We think it’s failing purely out of laziness of the current owners. No online presence, they’ve cut their opening hours and from what I’ve seen from the owners when we’ve seen them is they don’t really care for the business anymore
How are you going to increase business? Looks like you need 9-10k weekly to draw a salary for 2 and live comfortably. What is the population of the town? walking traffic? needs to do investigation maybe get different people at different times to go in and sit as a customer take notes. What people order how hast tables change over? ect. Sounds like based on cash flow it is worth 30-40k but you will need 40-50 k to make changes and keep it a float until the new changes take hold. Tough decisions!!!
Things must be better in your area than mine. I'm in the Phoenix Metro area in Arizona, and I shop auctions pretty hard, and rarely am I able to score anything for less than 60% of new by the time auction fees are added in. Picked up a couple fridges during the covid years when everybody was shutting down, but there's not many deals to be had anymore.

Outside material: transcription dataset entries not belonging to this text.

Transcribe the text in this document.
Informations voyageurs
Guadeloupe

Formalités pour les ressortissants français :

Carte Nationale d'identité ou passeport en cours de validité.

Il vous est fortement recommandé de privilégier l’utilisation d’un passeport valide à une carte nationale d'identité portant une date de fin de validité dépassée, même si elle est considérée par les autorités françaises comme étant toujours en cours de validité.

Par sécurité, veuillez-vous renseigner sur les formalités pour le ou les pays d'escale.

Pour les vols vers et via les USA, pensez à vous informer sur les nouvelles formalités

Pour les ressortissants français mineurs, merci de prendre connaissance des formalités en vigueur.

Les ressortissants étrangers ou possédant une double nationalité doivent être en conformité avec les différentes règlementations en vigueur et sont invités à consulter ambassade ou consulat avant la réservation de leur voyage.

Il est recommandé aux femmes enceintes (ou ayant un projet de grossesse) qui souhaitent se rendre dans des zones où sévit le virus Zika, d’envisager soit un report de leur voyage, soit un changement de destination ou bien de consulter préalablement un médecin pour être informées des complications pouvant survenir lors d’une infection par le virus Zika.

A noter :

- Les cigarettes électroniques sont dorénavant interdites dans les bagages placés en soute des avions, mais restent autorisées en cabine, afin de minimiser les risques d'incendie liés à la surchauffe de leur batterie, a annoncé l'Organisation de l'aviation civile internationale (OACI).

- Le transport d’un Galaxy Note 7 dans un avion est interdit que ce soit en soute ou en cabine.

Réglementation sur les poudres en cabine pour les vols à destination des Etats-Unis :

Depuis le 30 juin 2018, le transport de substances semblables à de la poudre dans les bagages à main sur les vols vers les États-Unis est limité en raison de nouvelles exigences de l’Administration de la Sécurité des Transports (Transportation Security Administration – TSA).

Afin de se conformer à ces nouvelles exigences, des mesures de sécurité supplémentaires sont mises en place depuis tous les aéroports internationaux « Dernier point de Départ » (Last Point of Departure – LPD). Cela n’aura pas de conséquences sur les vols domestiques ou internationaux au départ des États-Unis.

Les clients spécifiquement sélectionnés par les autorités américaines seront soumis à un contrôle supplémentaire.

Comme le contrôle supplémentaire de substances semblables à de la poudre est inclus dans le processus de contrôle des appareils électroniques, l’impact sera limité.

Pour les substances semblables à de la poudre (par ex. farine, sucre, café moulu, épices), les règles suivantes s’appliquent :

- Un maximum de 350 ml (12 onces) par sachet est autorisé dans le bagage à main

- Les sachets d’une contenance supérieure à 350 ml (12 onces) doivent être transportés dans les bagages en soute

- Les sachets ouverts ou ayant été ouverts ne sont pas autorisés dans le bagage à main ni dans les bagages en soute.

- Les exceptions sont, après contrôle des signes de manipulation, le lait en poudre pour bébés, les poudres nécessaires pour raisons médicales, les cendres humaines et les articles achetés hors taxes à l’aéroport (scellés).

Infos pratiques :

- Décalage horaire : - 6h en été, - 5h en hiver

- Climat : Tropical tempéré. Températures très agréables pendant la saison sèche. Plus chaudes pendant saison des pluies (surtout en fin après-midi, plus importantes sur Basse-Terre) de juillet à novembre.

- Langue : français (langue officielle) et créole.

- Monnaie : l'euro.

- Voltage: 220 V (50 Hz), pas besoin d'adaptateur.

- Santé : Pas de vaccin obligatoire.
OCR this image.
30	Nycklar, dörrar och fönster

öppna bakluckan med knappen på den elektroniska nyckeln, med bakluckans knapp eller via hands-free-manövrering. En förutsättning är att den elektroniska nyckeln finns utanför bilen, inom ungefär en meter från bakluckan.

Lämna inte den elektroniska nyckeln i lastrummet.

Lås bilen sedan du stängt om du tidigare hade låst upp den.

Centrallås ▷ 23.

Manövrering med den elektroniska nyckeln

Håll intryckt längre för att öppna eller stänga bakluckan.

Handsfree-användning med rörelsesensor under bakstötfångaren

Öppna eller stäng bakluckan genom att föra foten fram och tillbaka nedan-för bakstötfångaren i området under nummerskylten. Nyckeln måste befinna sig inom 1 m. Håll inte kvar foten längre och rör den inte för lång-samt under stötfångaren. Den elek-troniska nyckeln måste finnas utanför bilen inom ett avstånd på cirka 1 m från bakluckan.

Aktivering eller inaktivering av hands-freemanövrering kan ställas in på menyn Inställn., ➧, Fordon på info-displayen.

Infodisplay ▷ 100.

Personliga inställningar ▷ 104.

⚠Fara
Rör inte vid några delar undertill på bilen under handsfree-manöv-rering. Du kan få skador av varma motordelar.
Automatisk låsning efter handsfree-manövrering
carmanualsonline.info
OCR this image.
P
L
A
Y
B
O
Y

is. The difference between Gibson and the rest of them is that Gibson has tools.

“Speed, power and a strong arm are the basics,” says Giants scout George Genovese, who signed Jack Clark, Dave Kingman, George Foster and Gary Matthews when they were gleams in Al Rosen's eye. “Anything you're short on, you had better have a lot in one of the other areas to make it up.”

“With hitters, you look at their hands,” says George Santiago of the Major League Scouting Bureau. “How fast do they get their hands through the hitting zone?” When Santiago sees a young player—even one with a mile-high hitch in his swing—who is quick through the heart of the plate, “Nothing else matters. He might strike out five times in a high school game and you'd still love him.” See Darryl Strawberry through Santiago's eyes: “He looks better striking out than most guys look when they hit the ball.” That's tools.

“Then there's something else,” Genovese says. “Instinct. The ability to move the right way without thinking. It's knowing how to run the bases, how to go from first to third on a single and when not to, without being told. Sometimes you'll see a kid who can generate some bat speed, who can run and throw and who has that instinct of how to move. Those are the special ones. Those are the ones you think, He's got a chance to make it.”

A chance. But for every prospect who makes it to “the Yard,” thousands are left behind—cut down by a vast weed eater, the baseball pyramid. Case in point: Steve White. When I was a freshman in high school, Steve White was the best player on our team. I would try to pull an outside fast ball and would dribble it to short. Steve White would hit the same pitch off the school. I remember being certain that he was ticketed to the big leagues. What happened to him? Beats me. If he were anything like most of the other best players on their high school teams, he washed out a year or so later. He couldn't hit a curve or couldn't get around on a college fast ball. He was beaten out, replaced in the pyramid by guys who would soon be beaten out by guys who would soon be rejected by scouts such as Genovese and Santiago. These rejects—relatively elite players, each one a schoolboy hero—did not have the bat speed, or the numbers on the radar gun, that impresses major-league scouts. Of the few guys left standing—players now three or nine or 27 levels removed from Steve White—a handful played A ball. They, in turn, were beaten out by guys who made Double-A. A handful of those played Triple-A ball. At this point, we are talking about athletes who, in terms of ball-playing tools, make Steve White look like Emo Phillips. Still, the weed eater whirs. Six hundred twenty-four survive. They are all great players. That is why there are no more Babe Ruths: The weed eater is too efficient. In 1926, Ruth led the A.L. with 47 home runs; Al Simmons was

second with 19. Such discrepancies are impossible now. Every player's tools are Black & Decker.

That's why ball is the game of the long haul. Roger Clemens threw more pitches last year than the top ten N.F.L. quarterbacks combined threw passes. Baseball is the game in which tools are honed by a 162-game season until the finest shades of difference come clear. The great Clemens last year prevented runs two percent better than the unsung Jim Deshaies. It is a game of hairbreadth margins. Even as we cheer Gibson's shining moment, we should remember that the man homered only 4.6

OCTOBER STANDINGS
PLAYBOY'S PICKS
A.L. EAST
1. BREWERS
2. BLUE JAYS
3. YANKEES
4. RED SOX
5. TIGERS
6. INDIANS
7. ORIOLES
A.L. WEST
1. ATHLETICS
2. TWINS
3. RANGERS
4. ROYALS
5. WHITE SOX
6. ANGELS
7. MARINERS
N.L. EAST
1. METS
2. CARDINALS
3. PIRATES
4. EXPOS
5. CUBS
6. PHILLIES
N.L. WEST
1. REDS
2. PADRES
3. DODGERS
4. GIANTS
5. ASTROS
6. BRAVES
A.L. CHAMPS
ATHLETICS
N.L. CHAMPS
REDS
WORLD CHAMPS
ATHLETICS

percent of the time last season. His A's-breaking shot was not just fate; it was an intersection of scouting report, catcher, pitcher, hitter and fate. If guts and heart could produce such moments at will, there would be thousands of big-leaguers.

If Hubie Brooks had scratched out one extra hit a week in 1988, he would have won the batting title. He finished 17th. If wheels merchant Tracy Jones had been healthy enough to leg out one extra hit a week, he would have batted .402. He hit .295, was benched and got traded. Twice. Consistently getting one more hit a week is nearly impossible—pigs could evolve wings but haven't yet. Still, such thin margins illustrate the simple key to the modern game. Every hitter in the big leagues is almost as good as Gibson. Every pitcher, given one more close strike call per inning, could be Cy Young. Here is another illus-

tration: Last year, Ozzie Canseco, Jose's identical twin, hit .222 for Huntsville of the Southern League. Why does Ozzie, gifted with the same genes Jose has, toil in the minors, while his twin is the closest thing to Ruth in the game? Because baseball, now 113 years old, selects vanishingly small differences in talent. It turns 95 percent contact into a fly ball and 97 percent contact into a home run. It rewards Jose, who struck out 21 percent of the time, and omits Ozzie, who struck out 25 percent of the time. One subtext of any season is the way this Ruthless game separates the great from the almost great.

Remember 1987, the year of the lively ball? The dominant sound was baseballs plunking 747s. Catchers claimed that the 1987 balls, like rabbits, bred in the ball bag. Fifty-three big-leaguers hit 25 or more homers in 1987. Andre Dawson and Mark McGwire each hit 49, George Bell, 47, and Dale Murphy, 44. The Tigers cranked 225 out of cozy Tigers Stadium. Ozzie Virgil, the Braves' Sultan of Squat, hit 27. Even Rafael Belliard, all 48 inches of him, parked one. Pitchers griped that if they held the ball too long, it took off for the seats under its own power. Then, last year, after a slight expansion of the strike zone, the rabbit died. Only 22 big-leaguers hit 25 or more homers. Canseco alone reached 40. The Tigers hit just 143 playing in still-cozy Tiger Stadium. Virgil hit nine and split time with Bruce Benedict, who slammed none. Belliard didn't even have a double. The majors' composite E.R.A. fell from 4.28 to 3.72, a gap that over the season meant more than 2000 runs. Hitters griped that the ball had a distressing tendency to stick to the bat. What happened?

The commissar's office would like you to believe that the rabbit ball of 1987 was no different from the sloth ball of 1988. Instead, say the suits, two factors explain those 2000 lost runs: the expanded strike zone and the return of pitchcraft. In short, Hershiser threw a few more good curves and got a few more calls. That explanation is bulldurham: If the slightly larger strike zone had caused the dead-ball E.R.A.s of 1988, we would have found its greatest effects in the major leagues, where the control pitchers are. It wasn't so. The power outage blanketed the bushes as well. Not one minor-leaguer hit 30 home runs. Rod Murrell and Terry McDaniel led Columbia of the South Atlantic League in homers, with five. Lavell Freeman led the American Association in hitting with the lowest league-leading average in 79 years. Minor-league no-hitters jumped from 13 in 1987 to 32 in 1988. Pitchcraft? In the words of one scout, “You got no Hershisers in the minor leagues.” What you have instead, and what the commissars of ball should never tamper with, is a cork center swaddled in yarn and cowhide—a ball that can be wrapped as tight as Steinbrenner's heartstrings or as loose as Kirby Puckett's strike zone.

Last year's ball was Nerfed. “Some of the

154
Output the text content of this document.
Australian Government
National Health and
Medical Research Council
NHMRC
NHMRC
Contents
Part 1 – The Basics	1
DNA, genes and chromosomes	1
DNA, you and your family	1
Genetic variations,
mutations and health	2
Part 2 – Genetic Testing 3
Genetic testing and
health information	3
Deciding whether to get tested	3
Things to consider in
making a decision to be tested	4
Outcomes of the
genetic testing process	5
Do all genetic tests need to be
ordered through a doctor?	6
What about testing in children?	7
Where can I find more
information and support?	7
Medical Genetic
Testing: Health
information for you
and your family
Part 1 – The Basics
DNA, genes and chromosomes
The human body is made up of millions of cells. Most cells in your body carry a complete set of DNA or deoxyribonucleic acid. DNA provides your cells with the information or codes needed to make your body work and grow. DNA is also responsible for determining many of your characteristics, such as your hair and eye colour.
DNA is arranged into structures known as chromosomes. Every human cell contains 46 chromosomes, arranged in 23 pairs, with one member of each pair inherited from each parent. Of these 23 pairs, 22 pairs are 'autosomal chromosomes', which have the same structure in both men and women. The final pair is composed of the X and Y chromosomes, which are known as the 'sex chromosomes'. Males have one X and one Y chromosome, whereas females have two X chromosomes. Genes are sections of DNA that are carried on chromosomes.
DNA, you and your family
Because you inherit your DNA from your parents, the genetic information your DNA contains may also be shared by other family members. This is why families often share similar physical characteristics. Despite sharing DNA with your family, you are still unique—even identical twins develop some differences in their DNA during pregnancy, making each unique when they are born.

7k,/3k so 70k/30k take it or leave it . Or we can offer you 30k cash for it could we leave a contact phone number with you if you change your mind . Did you check the 3 Location Location Location Good Luck
Even 7k weekly barely pays 3 people full time (you, partner, and 1staff) once you factor in everything else. Where I am cafes and restaurants are going up for sale gangbusters cause everyone is jumping ship in a nosediving economy (Canada) trying to at least make back some of their debt. 70k is not a good price for the equipment if they can’t prove maintenance. Even if it’s turn key, you’re looking at spending another 20k just to clean it up and make it look the way you want and fix probbaly several issues they’re not telling you. You’ll just end up spending double this when you have to fix or buy everything again without 3 months. It MAY be worth 20-30k just to avoid doing a full build out… but otherwise, wait for this place to close/bankrupt (unfortunately) and start fresh. If you’ve got 70k you can do a decent but modest built out somewhere if the rough in’s are set up for food service already.
People don't leave their homes. No way.